I have reason to believe that im on the right adres to ask my questions about workout. I have read several articles that with my body posture it is best suited to workout 2 times a week and have a 2 day break interval. I have now googled around and tried to find 2 day full body workout exercises and found some good articles on it.

My main issue is that I do not have all the equipments neccecary for those workouts on those pages(barbell)

here is the link I use "http://www.muscleandstrength.com/workouts/2-day-simple-ab-split-by-steve.html"

Is there a possibility to exchange certain workouts and focus solely on using (body strength) Push ups, Pull ups and dumbbells?

I would really appreciate a good workout routine with good effect that only takes 2 days of my week( I use 1-2 days for jogging)

Thank you for your effort,

Regards Dion van der Loon

Answer
Hi Dion!

Thanks for the question. I'm a big advocate of total body strength training workouts for most individuals. Total body workouts can be very efficient and effective when done properly. Two to three days per week is sufficient for most people to experience consistent gains in strength.

For the majority of my clients, I prefer bodyweight exercises. Even my professional athletes mostly focus on bodyweight only movements in workouts. Learning to control your body and use correct movement patterns is possibly the most important aspect of any strength training program.

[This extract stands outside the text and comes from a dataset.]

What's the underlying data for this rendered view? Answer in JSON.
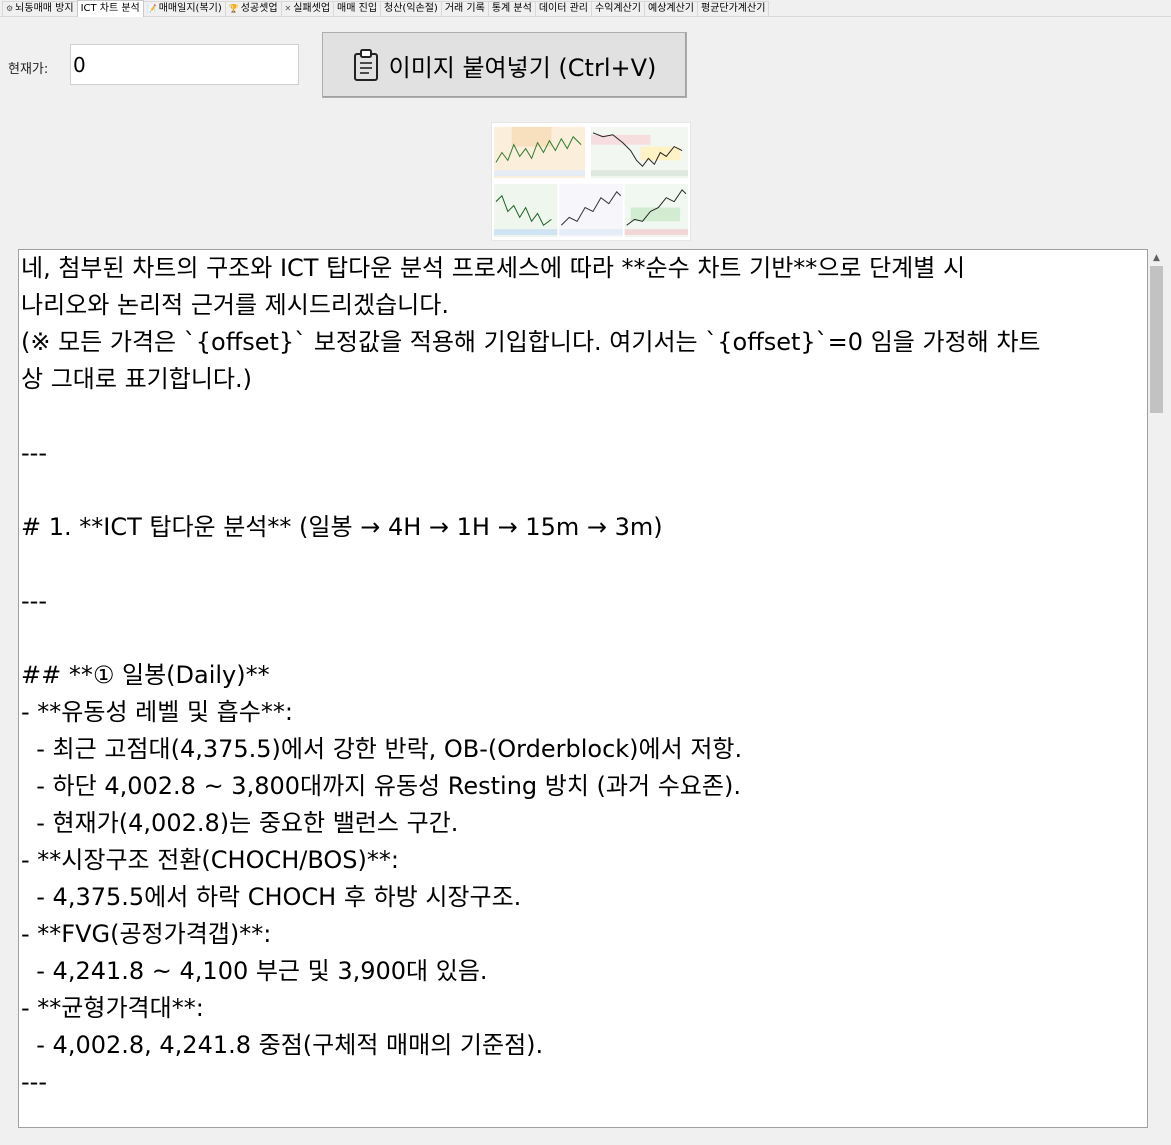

Another key factor is progression. At first, you will experience some good gains in muscular strength and endurance but, you will need to increase difficulty to continue making progress. There are plenty of variations of bodyweight movements to increase difficulty. For example, when bodyweight squats are mastered and you can do a lot of repetitions, you can switch to single-leg squats.

Here is an example of a bodyweight workout that hits all the major muscle groups:

Bodyweight squat  3 sets x 15 reps
Pushups          3 sets x 10 reps
Reaching RDL      3 sets x 10 reps
Prone T,W,Y,V     1 set of 20 each supersetted with
   Bear crawls,10yds forward, 10yds back
Bench hip thrust  3 sets of 15 reps
RKC plank         3 sets of 10 seconds

Some of my clients use that for a quick, effective workout. There are a lot of good demos of each exercise on YouTube and I recently added a channel specifically for my online personal training clients so all those exercises will be on my channel as well. The focus is on movement quality so sets and reps can be adjusted to ensure good form is done on each repetition. Exercises can be added or substituted with different variations. Another option once technique has been mastered is to do the whole workout as a circuit.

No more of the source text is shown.